向玻璃体腔内单次注射四价小干扰RNA（siRNA）可在小鼠和猪的光感受器中实现强大且高效的基因沉默。

Single intravitreal administration of a tetravalent siRNA exhibits robust and efficient gene silencing in mouse and pig photoreceptors.

作者信息

Cheng Shun-Yun, Caiazzi Jillian, Biscans Annabelle, Alterman Julia F, Echeverria Dimas, McHugh Nicholas, Hassler Matthew, Jolly Samson, Giguere Delaney, Cipi Joris, Khvorova Anastasia, Punzo Claudio

机构信息

Department of Ophthalmology and Visual Sciences, University of Massachusetts Chan Medical School, Worcester, MA 01605, USA.

Horae Gene Therapy Center, University of Massachusetts Chan Medical School, Worcester, MA 01605, USA.

出版信息

Mol Ther Nucleic Acids. 2023 Dec 5;35(1):102088. doi: 10.1016/j.omtn.2023.102088. eCollection 2024 Mar 12.

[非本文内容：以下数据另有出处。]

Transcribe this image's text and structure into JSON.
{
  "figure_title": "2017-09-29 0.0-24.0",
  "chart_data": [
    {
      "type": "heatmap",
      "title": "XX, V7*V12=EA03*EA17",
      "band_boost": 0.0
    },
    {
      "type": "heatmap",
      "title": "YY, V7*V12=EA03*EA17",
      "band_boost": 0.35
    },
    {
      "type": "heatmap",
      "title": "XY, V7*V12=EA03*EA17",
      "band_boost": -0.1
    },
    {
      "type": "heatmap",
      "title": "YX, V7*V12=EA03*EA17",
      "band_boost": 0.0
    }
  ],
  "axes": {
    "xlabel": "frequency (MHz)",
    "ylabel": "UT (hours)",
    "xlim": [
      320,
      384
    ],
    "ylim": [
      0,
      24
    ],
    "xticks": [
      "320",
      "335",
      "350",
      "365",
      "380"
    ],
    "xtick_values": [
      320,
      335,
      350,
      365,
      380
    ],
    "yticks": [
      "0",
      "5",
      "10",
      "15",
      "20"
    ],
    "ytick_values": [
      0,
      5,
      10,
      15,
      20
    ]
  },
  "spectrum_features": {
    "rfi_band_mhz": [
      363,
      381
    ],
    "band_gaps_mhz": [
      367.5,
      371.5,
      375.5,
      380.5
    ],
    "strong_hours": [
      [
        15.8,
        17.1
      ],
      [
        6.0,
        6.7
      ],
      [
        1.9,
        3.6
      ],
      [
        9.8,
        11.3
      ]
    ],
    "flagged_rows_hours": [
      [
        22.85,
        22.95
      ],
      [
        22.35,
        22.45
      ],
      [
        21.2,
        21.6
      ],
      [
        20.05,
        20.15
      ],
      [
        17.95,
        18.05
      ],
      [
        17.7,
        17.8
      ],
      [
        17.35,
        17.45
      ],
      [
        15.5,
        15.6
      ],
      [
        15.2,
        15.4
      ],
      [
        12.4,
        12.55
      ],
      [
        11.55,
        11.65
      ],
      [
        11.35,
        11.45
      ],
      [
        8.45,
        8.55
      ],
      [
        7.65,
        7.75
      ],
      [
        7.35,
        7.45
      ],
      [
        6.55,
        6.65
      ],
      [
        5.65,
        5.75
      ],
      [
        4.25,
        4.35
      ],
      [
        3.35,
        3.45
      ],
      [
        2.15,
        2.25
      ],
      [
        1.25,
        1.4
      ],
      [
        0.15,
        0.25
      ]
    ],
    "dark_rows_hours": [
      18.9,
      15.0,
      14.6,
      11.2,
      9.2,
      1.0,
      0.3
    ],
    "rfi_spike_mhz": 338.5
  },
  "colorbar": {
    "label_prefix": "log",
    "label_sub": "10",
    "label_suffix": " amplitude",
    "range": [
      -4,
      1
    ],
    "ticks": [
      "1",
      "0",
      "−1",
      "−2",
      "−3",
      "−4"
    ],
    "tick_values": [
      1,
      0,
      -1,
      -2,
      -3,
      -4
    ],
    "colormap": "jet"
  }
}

DOI:10.1016/j.omtn.2023.102088

PMID:38192611

原文链接:https://pmc.ncbi.nlm.nih.gov/articles/PMC10772295/

Abstract

Inherited retinal dystrophies caused by dominant mutations in photoreceptor (PR) cell expressed genes are a major cause of irreversible vision loss. Oligonucleotide therapy has been of interest in diseases that conventional medicine cannot target. In the early days, small interfering RNAs (siRNAs) were explored in clinical trials for retinal disorders with limited success due to a lack of stability and efficient cellular delivery. Thus, an unmet need exists to identify siRNA chemistry that targets PR cell expressed genes. Here, we evaluated 12 different fully chemically modified siRNA configurations, where the valency and conjugate structure were systematically altered. The impact on retinal distribution following intravitreal delivery was examined. We found that the increase in valency (tetravalent siRNA) supports the best PR accumulation. A single intravitreal administration induces multimonths efficacy in rodent and porcine retinas while demonstrating a good safety profile. The data suggest that this configuration can treat retinal diseases caused by PR cell expressed genes with 1-2 intravitreal injections per year.

摘要

由光感受器（PR）细胞表达基因中的显性突变引起的遗传性视网膜营养不良是不可逆视力丧失的主要原因。寡核苷酸疗法在传统医学无法靶向的疾病中备受关注。早期，小干扰RNA（siRNA）在视网膜疾病的临床试验中进行了探索，但由于缺乏稳定性和有效的细胞递送，成效有限。因此，存在识别靶向PR细胞表达基因的siRNA化学结构的未满足需求。在此，我们评估了12种不同的完全化学修饰的siRNA构型，其中价态和共轭结构被系统地改变。研究了玻璃体内注射后对视网膜分布的影响。我们发现价态增加（四价siRNA）支持最佳的PR积累。单次玻璃体内给药在啮齿动物和猪视网膜中诱导数月的疗效，同时显示出良好的安全性。数据表明，这种构型每年通过1 - 2次玻璃体内注射可以治疗由PR细胞表达基因引起的视网膜疾病。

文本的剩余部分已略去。